Materials and methods
In this pilot study of 25 patients (ANZCTR id:ACTRN12612000740897, MINIVA:Minimal_Stimulation_in_IVF), we examined the effectiveness of oral clomiphene (100 mg-days 2–6) followed by CFA in a GnRH antagonist protocol producing a single injection COH stimulation regime. All OR were conducted under LA pre-ovarian block. Cycle outcomes were compared to a matched good prognosis comparative cohort (GPCC) undergoing standard rFSH COH.
Results
Mild stimulation was achieved with less oocytes being collected compared to the GPCC (6.4 ± 0.7 vs. 10.7 ± 0.9, p < 0.001), resulting in a reduced number of good quality embryos available for transfer/cryopreservation (3.7 ± 0.6 vs. 5.7 ± 0.5, p = 0.01).

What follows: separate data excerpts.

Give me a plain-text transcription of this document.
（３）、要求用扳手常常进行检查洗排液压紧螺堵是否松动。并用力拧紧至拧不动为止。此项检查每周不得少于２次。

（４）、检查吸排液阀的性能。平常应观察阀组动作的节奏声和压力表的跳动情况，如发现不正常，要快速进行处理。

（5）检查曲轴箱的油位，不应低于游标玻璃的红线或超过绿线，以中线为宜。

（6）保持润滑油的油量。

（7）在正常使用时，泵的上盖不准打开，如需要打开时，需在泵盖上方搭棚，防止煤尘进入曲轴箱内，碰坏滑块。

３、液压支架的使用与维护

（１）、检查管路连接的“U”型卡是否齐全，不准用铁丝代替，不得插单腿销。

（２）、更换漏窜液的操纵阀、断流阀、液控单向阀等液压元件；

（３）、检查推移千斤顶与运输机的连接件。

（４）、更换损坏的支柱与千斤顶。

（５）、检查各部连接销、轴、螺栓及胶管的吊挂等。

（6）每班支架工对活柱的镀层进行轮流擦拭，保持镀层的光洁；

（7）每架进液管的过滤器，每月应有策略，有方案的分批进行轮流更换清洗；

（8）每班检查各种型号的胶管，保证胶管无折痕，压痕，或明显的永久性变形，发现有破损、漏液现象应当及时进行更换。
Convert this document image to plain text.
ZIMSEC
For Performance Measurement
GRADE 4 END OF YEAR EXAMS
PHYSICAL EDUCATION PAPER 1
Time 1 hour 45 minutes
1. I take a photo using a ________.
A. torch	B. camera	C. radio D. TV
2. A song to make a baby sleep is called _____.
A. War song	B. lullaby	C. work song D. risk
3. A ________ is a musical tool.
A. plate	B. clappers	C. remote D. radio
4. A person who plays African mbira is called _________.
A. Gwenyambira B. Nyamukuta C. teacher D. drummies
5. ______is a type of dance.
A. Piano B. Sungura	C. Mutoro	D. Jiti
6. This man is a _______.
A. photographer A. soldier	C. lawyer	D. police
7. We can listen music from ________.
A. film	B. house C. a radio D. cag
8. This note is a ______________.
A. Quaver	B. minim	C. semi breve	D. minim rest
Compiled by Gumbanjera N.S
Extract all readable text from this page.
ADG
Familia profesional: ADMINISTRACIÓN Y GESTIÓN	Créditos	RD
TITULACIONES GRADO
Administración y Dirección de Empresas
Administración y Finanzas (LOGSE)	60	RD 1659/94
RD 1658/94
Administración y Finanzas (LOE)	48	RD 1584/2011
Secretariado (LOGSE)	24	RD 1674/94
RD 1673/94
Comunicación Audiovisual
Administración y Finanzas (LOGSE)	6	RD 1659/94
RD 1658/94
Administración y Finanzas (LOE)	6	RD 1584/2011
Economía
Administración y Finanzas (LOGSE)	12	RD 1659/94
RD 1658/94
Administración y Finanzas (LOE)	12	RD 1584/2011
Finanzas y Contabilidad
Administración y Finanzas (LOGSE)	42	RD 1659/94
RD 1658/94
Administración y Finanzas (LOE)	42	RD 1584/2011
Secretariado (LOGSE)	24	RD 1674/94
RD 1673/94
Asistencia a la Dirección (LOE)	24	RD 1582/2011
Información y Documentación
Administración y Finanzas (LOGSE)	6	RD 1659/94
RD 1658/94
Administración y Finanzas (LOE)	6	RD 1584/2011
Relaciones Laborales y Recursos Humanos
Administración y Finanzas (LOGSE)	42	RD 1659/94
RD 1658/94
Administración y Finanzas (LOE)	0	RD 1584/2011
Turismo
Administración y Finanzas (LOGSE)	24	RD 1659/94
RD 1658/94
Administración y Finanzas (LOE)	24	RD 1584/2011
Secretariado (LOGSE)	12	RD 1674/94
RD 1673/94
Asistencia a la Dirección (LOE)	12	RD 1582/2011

While embryo quality was similar between the two groups, endometrial thickness was significantly lower in the group receiving CC/CFA. Pregnancy rates were significantly lower in the CC/CFA cohort compared to GPCC (31.8 vs. 57.1%, p = 0.04) and 44% of CC/CFA participants required supplemental rFSH in order to achieve the hCG trigger criteria.
Conclusion
Sequential clomiphene CFA protocol does not appear to be an optimal regime for low impact IVF treatment as it does not provide adequate COH from a single CFA injection and results in lower fresh embryo transfer pregnancy rates and fewer embryos for cryopreservation.